UC Law Journal of Race and Economic Justice


Stacy Kowalski


This Note examines Guatemala’s Ley de Protección Integral de la Niñez y Adolescencia (Law for the Comprehensive Protection of Children and Adolescents, or Ley PINA) and analyzes why this law has not effectively protected the rights of children and adolescents, within the context of historical and structural violence, which contribute to a lack of prioritization of youth in Guatemala. In 2014, the United States experienced a large influx of unaccompanied minors fleeing primarily from Guatemala, Honduras, and El Salvador.
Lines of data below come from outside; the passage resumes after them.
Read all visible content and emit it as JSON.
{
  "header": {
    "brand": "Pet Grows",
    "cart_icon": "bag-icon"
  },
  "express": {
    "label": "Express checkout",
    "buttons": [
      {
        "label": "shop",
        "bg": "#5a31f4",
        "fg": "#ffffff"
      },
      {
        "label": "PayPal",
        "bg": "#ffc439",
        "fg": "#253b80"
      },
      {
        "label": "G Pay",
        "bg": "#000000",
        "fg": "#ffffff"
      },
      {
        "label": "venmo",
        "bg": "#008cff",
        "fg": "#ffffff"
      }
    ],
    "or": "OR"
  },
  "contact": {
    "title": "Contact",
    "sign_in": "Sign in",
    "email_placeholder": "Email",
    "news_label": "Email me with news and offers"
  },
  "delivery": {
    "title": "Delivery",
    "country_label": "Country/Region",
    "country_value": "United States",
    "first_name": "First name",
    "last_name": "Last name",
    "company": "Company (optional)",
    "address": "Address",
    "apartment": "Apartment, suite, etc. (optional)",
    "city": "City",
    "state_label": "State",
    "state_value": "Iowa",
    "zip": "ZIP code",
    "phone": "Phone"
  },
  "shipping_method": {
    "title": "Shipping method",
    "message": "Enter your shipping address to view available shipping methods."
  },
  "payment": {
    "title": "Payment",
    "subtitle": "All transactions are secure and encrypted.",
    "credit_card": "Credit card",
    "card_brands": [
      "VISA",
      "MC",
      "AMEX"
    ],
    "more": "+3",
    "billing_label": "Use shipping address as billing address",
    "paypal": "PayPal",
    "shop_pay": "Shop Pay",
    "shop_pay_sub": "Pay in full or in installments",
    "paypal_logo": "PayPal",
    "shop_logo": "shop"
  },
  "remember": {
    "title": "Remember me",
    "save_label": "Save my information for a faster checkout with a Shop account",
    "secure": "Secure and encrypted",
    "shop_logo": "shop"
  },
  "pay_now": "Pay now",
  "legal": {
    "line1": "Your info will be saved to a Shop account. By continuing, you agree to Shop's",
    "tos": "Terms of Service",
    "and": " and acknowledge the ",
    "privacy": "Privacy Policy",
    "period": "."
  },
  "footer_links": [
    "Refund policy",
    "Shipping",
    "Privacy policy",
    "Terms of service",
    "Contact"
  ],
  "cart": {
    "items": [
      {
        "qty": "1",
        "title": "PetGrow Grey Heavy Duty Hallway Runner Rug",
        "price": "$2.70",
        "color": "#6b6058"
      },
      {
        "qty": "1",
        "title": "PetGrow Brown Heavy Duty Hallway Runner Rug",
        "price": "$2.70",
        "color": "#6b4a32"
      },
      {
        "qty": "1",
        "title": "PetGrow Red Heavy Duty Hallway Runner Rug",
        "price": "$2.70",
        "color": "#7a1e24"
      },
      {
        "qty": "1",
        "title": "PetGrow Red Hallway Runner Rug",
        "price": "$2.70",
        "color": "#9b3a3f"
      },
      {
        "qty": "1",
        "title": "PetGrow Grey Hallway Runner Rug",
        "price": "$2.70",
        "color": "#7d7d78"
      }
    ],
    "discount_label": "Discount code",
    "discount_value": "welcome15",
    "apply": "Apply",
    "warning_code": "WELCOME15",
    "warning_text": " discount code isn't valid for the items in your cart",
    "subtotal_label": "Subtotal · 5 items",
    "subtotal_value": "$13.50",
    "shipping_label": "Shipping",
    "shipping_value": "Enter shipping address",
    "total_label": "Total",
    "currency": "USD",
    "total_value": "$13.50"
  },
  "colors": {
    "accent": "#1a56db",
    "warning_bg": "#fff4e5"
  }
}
A delegate of attorneys and law students traveled to Guatemala to interview child advocates, including government officials, and representatives of non-governmental organizations and the United Nations, to understand why Guatemala’s legislative and policy efforts have largely failed to protect its children and

adolescents against grave levels of physical, sexual, psychological, and family violence. This Note draws on these primary sources, as well as publications from secondary sources. These sources confirm that the violence in Guatemala today is shaped by the thirty-six-year civil war and Mayan genocide, foreign political influence, and deep socioeconomic inequality. Traditional patriarchal values have contributed to a practice of treating children as property, not as individuals with rights. Child advocates in Guatemala agree that the State does not properly prioritize the protection of children’s rights. Although the State passed a progressive law, it did not allocate the necessary budget to actually implement the law, rendering it ineffectual. The combination of these conditions results in an ineffective law that is largely not implemented and therefore does not adequately protect Guatemalan youth.